What Is It About Arsène Wenger And Contract Signing?

What Is It About Arsène Wenger And Contract Signing?

Every time Arsène Wenger’s contract comes up for renewal there are delays and pauses and waits, and then finally without much to-do he signs.

Different reasons are given each time – one time he actually said he had been too busy to sit down and do the formalities, another he said that his lawyer was on holiday… Both seem highly unlikely, and the fact that Mr Wenger made the comment with that little smile he reserves for when he is having the journalists on, makes one think there was something else.


So we’ve been waiting since January for a signing, and now a new excuse has turned up – that Mr Wenger wants the final say on transfers at Arsenal.

This one has been highlighted in the Daily Mirror but I think it is just another load of baloney because as we all know, no transfer ever happens at Arsenal without the boss saying that he agrees the deal and agrees the price, agrees the salary, and quite possibly the colour of the boots the player will wear.

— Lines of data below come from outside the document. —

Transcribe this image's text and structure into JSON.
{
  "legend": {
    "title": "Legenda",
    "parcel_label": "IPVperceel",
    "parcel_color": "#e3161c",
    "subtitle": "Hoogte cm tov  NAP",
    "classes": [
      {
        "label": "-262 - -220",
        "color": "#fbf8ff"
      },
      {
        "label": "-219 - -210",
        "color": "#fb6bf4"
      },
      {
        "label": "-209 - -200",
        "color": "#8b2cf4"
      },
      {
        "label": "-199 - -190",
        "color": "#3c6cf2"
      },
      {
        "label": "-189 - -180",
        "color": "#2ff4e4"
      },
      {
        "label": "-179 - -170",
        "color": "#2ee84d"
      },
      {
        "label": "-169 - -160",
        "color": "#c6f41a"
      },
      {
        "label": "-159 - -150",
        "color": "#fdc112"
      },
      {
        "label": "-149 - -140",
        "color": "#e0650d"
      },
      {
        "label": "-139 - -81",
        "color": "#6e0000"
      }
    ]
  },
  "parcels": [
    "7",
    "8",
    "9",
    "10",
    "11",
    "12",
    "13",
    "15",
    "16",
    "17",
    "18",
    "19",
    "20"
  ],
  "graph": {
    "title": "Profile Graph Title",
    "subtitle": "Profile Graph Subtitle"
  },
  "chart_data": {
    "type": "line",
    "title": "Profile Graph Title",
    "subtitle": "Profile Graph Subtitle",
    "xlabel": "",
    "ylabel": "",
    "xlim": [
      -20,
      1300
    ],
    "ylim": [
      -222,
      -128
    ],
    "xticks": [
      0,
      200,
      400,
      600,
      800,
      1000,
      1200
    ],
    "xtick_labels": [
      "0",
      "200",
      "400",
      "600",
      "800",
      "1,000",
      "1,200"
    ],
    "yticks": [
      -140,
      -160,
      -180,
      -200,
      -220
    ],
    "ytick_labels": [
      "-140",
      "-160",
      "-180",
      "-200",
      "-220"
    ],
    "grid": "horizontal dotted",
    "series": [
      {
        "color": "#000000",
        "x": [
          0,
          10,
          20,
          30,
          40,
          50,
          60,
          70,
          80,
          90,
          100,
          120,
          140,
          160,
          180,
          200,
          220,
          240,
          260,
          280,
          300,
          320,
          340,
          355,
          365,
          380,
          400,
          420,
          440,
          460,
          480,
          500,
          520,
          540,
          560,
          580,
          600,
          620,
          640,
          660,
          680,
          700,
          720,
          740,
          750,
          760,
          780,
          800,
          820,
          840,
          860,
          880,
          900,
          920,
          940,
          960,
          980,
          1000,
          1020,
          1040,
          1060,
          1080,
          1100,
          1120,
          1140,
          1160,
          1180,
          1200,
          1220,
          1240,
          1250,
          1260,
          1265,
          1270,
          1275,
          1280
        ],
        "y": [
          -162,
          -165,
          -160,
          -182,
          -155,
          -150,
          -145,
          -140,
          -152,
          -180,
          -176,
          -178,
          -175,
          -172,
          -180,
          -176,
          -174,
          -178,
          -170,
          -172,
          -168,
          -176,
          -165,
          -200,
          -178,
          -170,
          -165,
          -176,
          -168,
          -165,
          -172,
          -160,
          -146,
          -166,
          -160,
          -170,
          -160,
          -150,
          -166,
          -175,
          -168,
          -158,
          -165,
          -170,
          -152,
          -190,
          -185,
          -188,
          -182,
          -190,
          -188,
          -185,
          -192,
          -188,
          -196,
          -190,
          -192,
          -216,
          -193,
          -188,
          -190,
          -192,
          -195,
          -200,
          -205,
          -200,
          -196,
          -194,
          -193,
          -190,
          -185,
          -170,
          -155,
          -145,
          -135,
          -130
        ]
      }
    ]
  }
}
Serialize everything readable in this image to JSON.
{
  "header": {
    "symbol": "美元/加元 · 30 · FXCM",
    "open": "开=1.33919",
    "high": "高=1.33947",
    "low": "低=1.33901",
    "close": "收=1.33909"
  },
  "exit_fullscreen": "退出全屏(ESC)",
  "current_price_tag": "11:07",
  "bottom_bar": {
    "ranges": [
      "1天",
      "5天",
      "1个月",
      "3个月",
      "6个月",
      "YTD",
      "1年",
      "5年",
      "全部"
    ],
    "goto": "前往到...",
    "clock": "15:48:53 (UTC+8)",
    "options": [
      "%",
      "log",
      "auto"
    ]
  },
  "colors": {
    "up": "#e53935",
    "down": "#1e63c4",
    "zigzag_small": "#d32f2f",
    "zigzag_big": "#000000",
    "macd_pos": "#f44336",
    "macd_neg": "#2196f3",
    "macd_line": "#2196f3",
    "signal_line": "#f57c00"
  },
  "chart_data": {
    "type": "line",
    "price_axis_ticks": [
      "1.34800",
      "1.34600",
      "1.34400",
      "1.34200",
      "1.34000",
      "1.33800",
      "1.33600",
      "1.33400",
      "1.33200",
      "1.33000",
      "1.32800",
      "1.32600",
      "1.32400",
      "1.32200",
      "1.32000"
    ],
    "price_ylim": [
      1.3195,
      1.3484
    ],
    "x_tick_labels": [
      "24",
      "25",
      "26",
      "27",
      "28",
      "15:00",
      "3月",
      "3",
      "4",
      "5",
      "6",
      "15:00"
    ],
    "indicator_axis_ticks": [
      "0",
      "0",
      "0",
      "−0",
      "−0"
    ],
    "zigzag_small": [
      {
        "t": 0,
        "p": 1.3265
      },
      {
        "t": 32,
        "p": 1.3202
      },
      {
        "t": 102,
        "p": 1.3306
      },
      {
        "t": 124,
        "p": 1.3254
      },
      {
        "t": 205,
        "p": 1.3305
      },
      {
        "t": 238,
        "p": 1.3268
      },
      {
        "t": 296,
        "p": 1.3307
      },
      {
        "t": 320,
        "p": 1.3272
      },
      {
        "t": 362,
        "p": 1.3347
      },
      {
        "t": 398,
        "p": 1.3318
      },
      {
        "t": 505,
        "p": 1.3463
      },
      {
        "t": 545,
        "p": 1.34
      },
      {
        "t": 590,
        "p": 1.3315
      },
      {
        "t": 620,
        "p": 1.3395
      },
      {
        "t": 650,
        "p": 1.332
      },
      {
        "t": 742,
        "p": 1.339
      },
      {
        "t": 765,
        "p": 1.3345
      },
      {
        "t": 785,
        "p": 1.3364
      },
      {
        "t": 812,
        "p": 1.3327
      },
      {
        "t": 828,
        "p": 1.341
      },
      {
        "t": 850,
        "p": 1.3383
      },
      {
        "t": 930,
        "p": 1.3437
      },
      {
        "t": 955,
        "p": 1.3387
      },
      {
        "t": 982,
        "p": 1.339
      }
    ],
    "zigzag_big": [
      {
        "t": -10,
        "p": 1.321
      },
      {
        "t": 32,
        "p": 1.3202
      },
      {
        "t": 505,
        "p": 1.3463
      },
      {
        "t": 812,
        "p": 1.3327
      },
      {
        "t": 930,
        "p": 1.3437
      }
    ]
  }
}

Well, I say “no transfer ever happens” but I might be wrong. There might have been one such transfer which happened without Mr Wenger’s involvement – the very odd transfer of Park Chu-Young whose move to Arsenal looked to have been more to enable the player to get a work permit and avoid military service than for footballing reasons.

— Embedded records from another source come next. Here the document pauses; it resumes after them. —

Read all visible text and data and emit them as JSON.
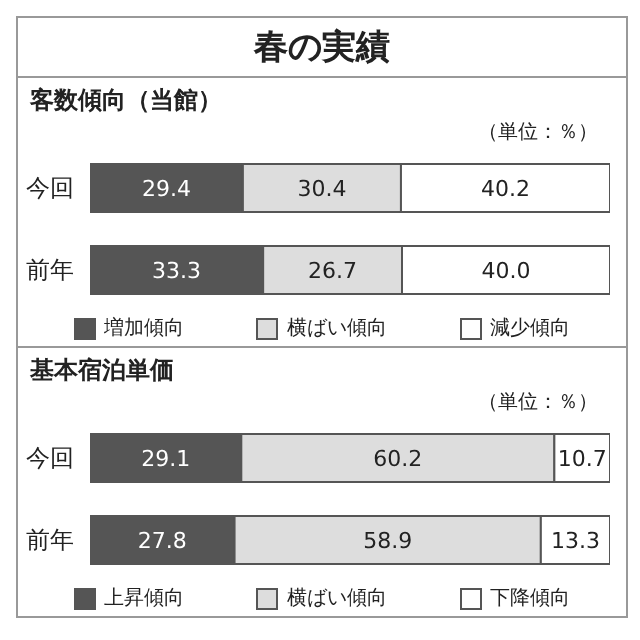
{
  "chart_data": [
    {
      "type": "bar",
      "orientation": "horizontal",
      "stacked": true,
      "title": "春の実績",
      "subtitle": "客数傾向（当館）",
      "annotations": [
        "（単位：％）"
      ],
      "categories": [
        "今回",
        "前年"
      ],
      "series": [
        {
          "name": "増加傾向",
          "color": "#555555",
          "values": [
            29.4,
            33.3
          ],
          "value_labels": [
            "29.4",
            "33.3"
          ]
        },
        {
          "name": "横ばい傾向",
          "color": "#dddddd",
          "values": [
            30.4,
            26.7
          ],
          "value_labels": [
            "30.4",
            "26.7"
          ]
        },
        {
          "name": "減少傾向",
          "color": "#ffffff",
          "values": [
            40.2,
            40.0
          ],
          "value_labels": [
            "40.2",
            "40.0"
          ]
        }
      ],
      "xlim": [
        0,
        100
      ],
      "tick_labels": "y",
      "legend": "bottom"
    },
    {
      "type": "bar",
      "orientation": "horizontal",
      "stacked": true,
      "title": "基本宿泊単価",
      "annotations": [
        "（単位：％）"
      ],
      "categories": [
        "今回",
        "前年"
      ],
      "series": [
        {
          "name": "上昇傾向",
          "color": "#555555",
          "values": [
            29.1,
            27.8
          ],
          "value_labels": [
            "29.1",
            "27.8"
          ]
        },
        {
          "name": "横ばい傾向",
          "color": "#dddddd",
          "values": [
            60.2,
            58.9
          ],
          "value_labels": [
            "60.2",
            "58.9"
          ]
        },
        {
          "name": "下降傾向",
          "color": "#ffffff",
          "values": [
            10.7,
            13.3
          ],
          "value_labels": [
            "10.7",
            "13.3"
          ]
        }
      ],
      "xlim": [
        0,
        100
      ],
      "tick_labels": "y",
      "legend": "bottom"
    }
  ]
}
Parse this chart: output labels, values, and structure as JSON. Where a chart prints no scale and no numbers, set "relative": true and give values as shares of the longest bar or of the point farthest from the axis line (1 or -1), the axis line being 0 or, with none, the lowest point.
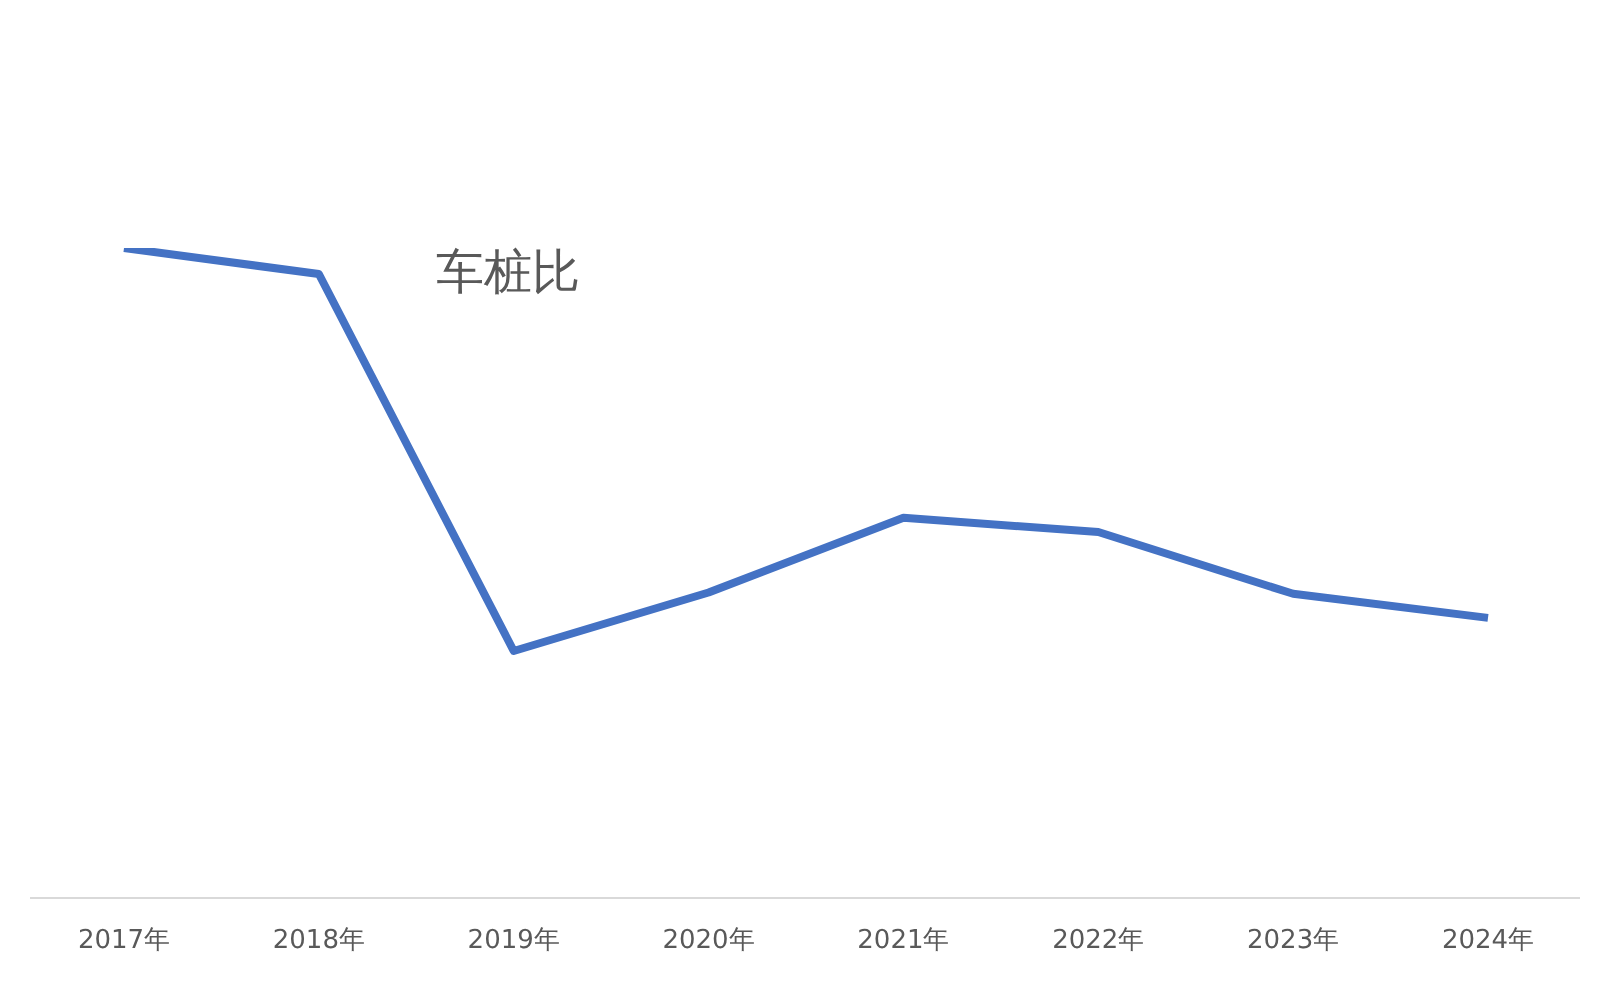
{
  "chart_data": {
    "type": "line",
    "title": "车桩比",
    "categories": [
      "2017年",
      "2018年",
      "2019年",
      "2020年",
      "2021年",
      "2022年",
      "2023年",
      "2024年"
    ],
    "series": [
      {
        "color": "#4472c4",
        "values": [
          1,
          0.96,
          0.38,
          0.47,
          0.585,
          0.563,
          0.468,
          0.431
        ]
      }
    ],
    "relative": true
  }
}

But the Park affair was a one-off oddity – for every other deal Wenger is the boss, and what he says goes. Indeed it would be an extraordinarily stupid shareholder to argue with him given the financial stability Arsenal have been granted through Mr Wenger’s tenure. He has given the club a world-wide profile that it has not had since the 1930s, and at the same time astonishing financial success and stability.

One must always ask, “who is better suited to manage the finances of Arsenal than Arsène Wenger?” It is doubtful there is anyone – which is why if there is any sort of issue at Arsenal, it is not about controlling who the club signs.

Anyway, Stan Kroenke has confirmed Wenger will sign a new long-term deal, although he hasn’t yet told us the date. But what he didn’t remind us (although we already know) is that this deal will be different – because it will be the last.

For Arsene Wenger is 64, and the next deal must surely take him to the end of his career as day to day manager. He might stay on thereafter in some other role – but the problem Arsenal are then going to have is to work out how to avoid a Ferguson-Dilemma. Asking the boss to move out of England to commentate on French TV might help.

Of course there are always conspiracies and rumours around – if there were not this would not be football. One is that Mr Wenger will sign his contract just as he prepares for his 1,000th game as Arsenal manager: against Chelsea. That could be seen as rubbing in the fact that while Jose Mourinho moves for the sake of moving all the time, Mr Wenger has only had a handful of clubs.

Another rumour is the option of him signing once Arsenal have won the FA Cup this year, but that could backfire if Wigan manage to overthrow Arsenal as they have done Man City (twice).

What Mr Wenger would like most of all would be not just to win each game he sends a team out to play, but also get one back on the journalists who now cannot write an interview without relating how many years it is since Arsenal won a trophy.

It is a curious approach, since no one writes about Tottenham citing how long it is since they won the league, and indeed the mentioning of the issue has no point since everyone knows the story having been told it 5000 times. But it is what the journalists do – just as they hype up the signing of the next Wenger contract.

But maybe after all Mr Wenger has something up his sleeve. That could be fun, especially if it happens against Chelsea with Jose watching on.